Independent Directors of ISEC voted in favour of the Scheme of Merger in a meeting held on June 29, 2023 and this Scheme of Merger has apparently been approved by the Committee of Independent Board of Directors.
The meeting held on June 29, 2023, was attended by 8 directors of ISEC, namely Vijayalakshmi lyer, Subrata Mukherji, Dr Gopichand Katragadda, Rakesh Jha, Vijay Chandok, Ajay Saraf, Vinod Kumar Dhall and Ashvin Parekh who all voted in favour of the scheme of merger. The publication by ISEC reveals that one of the Independent directors of ISEC Subrata Mukherji who voted in favour of the scheme of merger holds about 447,000 equity shares in ICICI Bank. Further, Ajay Saraf, the executive director of ISEC, holds about 735,000 equity shares in ICICI Bank.
"These interested Directors who each have a substantial shareholding in ICICI Bank clearly amount to a conflict of interest, as the said directors directly stand to gain out of the delisting of ISEC. They could not have voted on the resolution for the scheme. It was also incumbent on each of them to disclose how much they would stand to gain or lose from such a delisting. In the event, it is found that an interested director with monetary interest in the outcome of the scheme of Merger has voted, the voting should be annulled and a fresh Board meeting for ISec should be convened," said Quantum MF.
The letter further states that it is ex-facie apparent that the above conduct on the part of ICICI Bank and ISec is not in the interests of ISEC minority shareholders and in view of the fact that this scheme of merger will substantially and adversely affect the interest of the Unitholders of the schemes of Quantum Mutual Fund as well.

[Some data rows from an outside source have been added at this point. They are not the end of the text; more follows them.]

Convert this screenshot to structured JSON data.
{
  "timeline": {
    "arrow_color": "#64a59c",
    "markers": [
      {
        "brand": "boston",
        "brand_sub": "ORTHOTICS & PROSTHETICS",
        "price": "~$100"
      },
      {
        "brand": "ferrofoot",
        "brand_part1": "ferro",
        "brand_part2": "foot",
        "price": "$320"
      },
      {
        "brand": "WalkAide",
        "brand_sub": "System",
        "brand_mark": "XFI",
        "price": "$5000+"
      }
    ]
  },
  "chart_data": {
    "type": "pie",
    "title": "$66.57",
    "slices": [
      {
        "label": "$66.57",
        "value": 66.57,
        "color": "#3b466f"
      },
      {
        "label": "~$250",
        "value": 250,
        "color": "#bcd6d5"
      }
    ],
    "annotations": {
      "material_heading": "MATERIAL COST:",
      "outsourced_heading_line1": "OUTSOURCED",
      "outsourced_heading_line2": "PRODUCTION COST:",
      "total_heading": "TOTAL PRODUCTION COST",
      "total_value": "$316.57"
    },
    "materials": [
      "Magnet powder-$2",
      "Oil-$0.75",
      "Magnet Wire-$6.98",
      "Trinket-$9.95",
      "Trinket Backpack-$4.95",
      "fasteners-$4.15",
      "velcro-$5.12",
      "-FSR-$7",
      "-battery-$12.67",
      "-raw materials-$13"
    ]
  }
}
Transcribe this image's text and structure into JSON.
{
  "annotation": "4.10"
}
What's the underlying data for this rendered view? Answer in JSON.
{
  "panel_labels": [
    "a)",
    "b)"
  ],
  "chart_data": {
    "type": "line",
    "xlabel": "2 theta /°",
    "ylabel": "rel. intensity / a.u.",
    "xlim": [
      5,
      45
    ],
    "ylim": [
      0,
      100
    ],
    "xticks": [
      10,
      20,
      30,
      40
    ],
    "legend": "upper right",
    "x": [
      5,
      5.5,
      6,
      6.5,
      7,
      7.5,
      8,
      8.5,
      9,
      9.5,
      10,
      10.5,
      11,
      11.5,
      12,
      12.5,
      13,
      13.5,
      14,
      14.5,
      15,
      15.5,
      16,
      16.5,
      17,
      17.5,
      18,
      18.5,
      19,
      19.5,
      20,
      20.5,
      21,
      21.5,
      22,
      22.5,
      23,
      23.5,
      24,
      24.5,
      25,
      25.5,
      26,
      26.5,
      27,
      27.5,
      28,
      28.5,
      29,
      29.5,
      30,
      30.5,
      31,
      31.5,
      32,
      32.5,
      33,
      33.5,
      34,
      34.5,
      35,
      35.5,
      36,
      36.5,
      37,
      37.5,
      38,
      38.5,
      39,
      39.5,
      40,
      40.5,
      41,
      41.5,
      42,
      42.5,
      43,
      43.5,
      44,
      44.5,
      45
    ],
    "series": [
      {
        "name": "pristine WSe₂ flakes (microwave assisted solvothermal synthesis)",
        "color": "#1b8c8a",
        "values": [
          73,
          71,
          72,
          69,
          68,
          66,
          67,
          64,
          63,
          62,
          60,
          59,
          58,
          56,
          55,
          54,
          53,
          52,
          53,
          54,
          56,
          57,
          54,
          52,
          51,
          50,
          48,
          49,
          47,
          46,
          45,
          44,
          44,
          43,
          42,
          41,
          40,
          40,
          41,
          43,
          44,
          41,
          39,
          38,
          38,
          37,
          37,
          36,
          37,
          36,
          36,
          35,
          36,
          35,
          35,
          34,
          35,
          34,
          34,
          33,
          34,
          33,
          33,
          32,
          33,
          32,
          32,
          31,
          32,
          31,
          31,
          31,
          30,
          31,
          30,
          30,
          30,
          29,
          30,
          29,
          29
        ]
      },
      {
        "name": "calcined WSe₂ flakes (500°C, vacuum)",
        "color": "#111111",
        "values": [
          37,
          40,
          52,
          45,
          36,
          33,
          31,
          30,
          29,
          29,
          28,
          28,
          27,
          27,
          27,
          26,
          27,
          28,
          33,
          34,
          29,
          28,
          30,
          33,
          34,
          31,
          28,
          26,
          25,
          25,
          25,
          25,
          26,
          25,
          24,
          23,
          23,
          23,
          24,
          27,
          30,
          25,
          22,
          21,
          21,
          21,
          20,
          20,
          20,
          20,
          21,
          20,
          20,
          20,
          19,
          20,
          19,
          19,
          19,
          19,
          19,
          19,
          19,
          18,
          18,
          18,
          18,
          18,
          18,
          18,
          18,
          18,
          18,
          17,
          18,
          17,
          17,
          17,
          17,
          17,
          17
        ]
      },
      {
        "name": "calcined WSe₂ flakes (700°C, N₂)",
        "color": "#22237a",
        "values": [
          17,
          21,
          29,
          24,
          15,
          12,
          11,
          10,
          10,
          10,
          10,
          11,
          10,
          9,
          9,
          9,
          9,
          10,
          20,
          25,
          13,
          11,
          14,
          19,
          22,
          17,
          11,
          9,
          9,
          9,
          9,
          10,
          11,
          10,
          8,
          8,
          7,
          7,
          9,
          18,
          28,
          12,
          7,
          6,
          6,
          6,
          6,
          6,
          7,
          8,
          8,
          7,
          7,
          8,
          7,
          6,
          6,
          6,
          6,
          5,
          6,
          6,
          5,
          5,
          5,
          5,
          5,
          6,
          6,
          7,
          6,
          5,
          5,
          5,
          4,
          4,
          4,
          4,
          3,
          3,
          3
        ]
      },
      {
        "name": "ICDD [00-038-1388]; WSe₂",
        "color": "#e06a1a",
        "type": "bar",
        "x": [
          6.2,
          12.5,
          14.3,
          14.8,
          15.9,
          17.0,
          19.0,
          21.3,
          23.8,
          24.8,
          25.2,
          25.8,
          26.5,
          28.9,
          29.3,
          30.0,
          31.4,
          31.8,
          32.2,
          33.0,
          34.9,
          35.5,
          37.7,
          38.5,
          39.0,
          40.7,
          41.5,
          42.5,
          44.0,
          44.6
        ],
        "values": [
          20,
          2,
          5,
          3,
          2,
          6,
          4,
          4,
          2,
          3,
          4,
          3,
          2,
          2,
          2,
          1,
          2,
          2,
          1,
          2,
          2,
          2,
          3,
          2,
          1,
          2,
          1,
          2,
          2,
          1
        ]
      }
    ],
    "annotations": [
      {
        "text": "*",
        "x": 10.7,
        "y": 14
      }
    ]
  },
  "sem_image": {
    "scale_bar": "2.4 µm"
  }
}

"ICICI securities today is trading at almost half the valuation multiples being enjoyed by its peers. There are significant issues that have been raised by public shareholders, including valuation and alleged malpractices in voting for this delisting. It is surprising that the Exchanges and SEBI have accorded their approval without getting to the bottom of these issues. If public shareholders have to approach courts for their rights, the regulator obviously is not doing its job right. A somewhat similar matter in Federal Moghul Goetze had also witnessed regulators' apathy and shareholders got their due only after the intervention of courts. Unfortunate...." said a former chief of surveillance at SEBI.
Coaxing Minority Shareholders
"Prior to the voting, we were shocked to learn that the management of ICICI Bank was contacting the retail shareholders of ISEC and coaxing them to vote in favour of the scheme of merger. This disclosure of confidential shareholders' data on the part of ISec to ICICI Bank shows the mala fide conduct of ICICI which vitiates the shareholder's meeting and votes," Quantum says.
In this regard, a clarification was sought by the NSE and BSE, wherein the conduct of ICICI Bank in contacting and speaking to the various shareholders of ISec was questioned. In response to the same, a clarification was issued on March 28, 2024, by ISec, wherein ISec claimed that the outreach to the shareholders was to facilitate maximum voting participation.
Quantum says that the clarification response was nothing but a smokescreen to hide the actual motives of ISEC and based on a prima facie perusal of the clarification response, there is no justifiable reason provided to the query raised by the stock exchanges. The notice convening the shareholder’s Meeting had already been issued in February 2024 itself and therefore there could have been no reason to contact the shareholders separately, the MF says.
"This conduct is mala fide and clearly establishes that the voting has not been done in a fair and transparent manner but has been influenced with oblique motives. The fact that you solicited favourable voting for the scheme of the merger is itself enough to vitiate the Scheme of Merger, which prejudices ISEC’s shareholders," Quantum's letter states.